Studying the Effects of Fluoride Intake in Drinking Water on the Renal Tubular Function of Rat Model
After exposure to fluoride, serum creatinine levels and Urinary Cystatin C concentrations did not show any significant changes. This does not agree with other studies where male Wistar rats treated for 40 days with 15 ppm and 50 ppm of fluoride had a considerable dose dependent rise in biomarkers of renal tubular function i.e. urinary beta 2 microglobulin, cystatin C, Kidney injury molecule-1 (Kim-1), Clusterin(Clu) and Osteopontine (OPN) [28]. However pathological examination of the rat renal tissue detected signs of tubular damage in two rats, exposed to high fluoride, one from control and the other from experimental group. In addition they both had elevated serum creatinine levels. Hence, we are able to conclude that there is an incidence of renal tubular damage occurring with increased fluoride intake in individual rats. It is noteworthy that increasing levels of fluoride in serum produced increased urinary excretion of fluoride, regardless of vitamin D status of the rats.
Conclusion
Our study showed that, Vitamin D deficiency significantly reduces BMD, BMC while increasing fat mass in rats. Subsequent to fluoride exposure, it was found to be depositing in bone and affecting bone remodelling. These effects were accentuated in the presence of Vitamin D deficiency. Our study also shows that Vitamin D deficiency can aggravate fluoride toxicity on the bone even in the absence of significant renal tubular dysfunction or renal failure. In our country Vitamin D deficiency is rampant and a large proportion of the population is exposed to high fluoride in drinking water.
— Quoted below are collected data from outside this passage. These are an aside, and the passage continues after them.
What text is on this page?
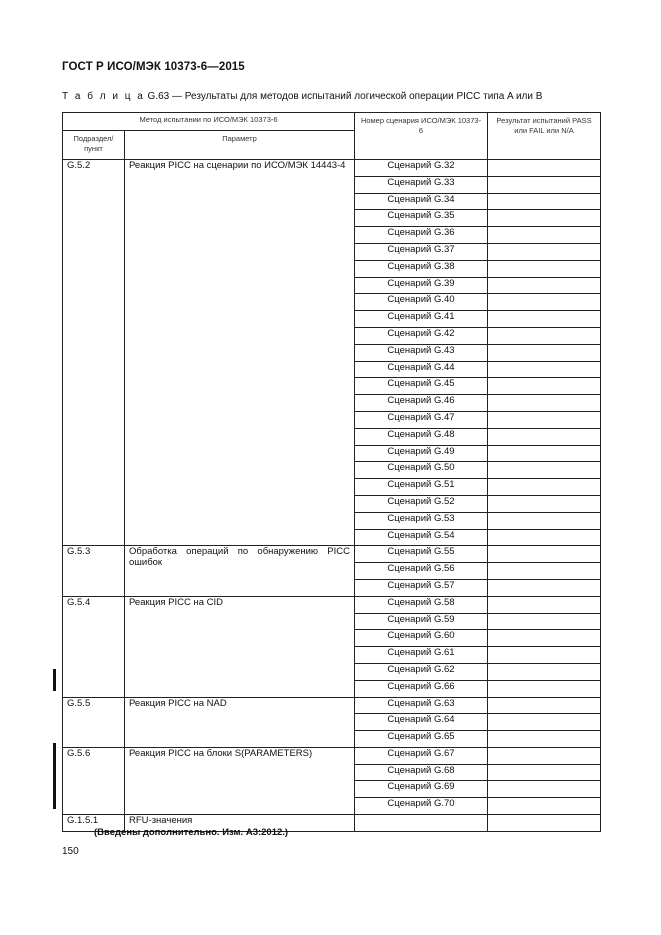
ГОСТ Р ИСО/МЭК 10373-6—2015
Т а б л и ц а G.63 — Результаты для методов испытаний логической операции PICC типа A или B
Метод испытании по ИСО/МЭК 10373-6		Номер сценария ИСО/МЭК 10373-6	Результат испытаний PASS или FAIL или N/A
Подраздел/ пункт	Параметр		
G.5.2	Реакция PICC на сценарии по ИСО/МЭК 14443-4	Сценарий G.32	
		Сценарий G.33	
		Сценарий G.34	
		Сценарий G.35	
		Сценарий G.36	
		Сценарий G.37	
		Сценарий G.38	
		Сценарий G.39	
		Сценарий G.40	
		Сценарий G.41	
		Сценарий G.42	
		Сценарий G.43	
		Сценарий G.44	
		Сценарий G.45	
		Сценарий G.46	
		Сценарий G.47	
		Сценарий G.48	
		Сценарий G.49	
		Сценарий G.50	
		Сценарий G.51	
		Сценарий G.52	
		Сценарий G.53	
		Сценарий G.54	
G.5.3	Обработка операций по обнаружению PICC ошибок	Сценарий G.55	
		Сценарий G.56	
		Сценарий G.57	
G.5.4	Реакция PICC на CID	Сценарий G.58	
		Сценарий G.59	
		Сценарий G.60	
		Сценарий G.61	
		Сценарий G.62	
		Сценарий G.66	
G.5.5	Реакция PICC на NAD	Сценарий G.63	
		Сценарий G.64	
		Сценарий G.65	
G.5.6	Реакция PICC на блоки S(PARAMETERS)	Сценарий G.67	
		Сценарий G.68	
		Сценарий G.69	
		Сценарий G.70	
G.1.5.1	RFU-значения		
(Введены дополнительно. Изм. А3:2012.)
150
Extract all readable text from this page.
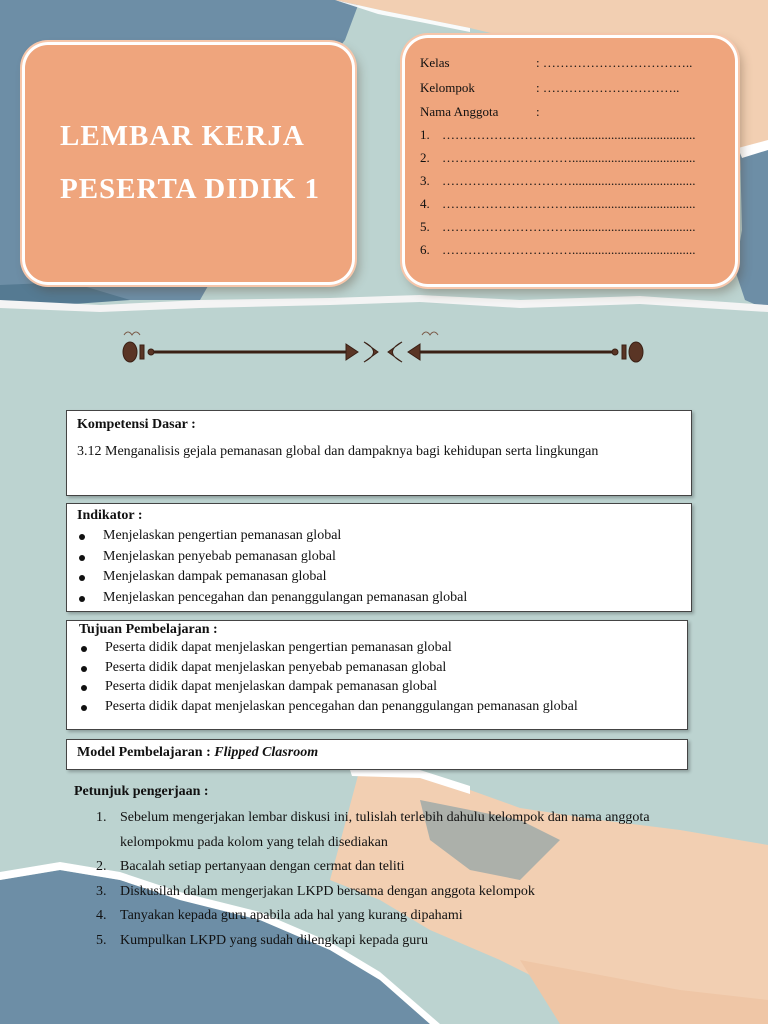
LEMBAR KERJA
PESERTA DIDIK 1
Kelas	: ……………………………..
Kelompok	: …………………………..
Nama Anggota	:
1. …………………………......................................
2. …………………………......................................
3. …………………………......................................
4. …………………………......................................
5. …………………………......................................
6. …………………………......................................
Kompetensi Dasar :
3.12 Menganalisis gejala pemanasan global dan dampaknya bagi kehidupan serta lingkungan
Indikator :
Menjelaskan pengertian pemanasan global
Menjelaskan penyebab pemanasan global
Menjelaskan dampak pemanasan global
Menjelaskan pencegahan dan penanggulangan pemanasan global
Tujuan Pembelajaran :
Peserta didik dapat menjelaskan pengertian pemanasan global
Peserta didik dapat menjelaskan penyebab pemanasan global
Peserta didik dapat menjelaskan dampak pemanasan global
Peserta didik dapat menjelaskan pencegahan dan penanggulangan pemanasan global
Model Pembelajaran : Flipped Clasroom
Petunjuk pengerjaan :
1. Sebelum mengerjakan lembar diskusi ini, tulislah terlebih dahulu kelompok dan nama anggota kelompokmu pada kolom yang telah disediakan
2. Bacalah setiap pertanyaan dengan cermat dan teliti
3. Diskusilah dalam mengerjakan LKPD bersama dengan anggota kelompok
4. Tanyakan kepada guru apabila ada hal yang kurang dipahami
5. Kumpulkan LKPD yang sudah dilengkapi kepada guru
We hypothesize that correcting Vitamin D deficiency in the population at risk may decrease fluoride toxicity on the skeleton.
Limitations
The rat model of Vitamin D deficiency following Fluoride exposure was not clinically examined for signs and symptoms of FMBD.
Rat serum PTH could not be analysed due to technical problems.
Due to the non-availability of bone histomorphometry in India only light microscopic examination could be carried out.
We cannot rule out that Vitamin D rats gained weight from being kept in dark conditions rather than from Vitamin D deficiency.
Electronic Supplementary Material
Below is the link to the electronic supplementary material.
Acknowledgements
We gratefully acknowledge the Department of Clinical Biochemistry, Department of General Pathology and the Institutional Research Board for their financial support. Special thanks to Mr Matthew Boyton for help in preparation of figures.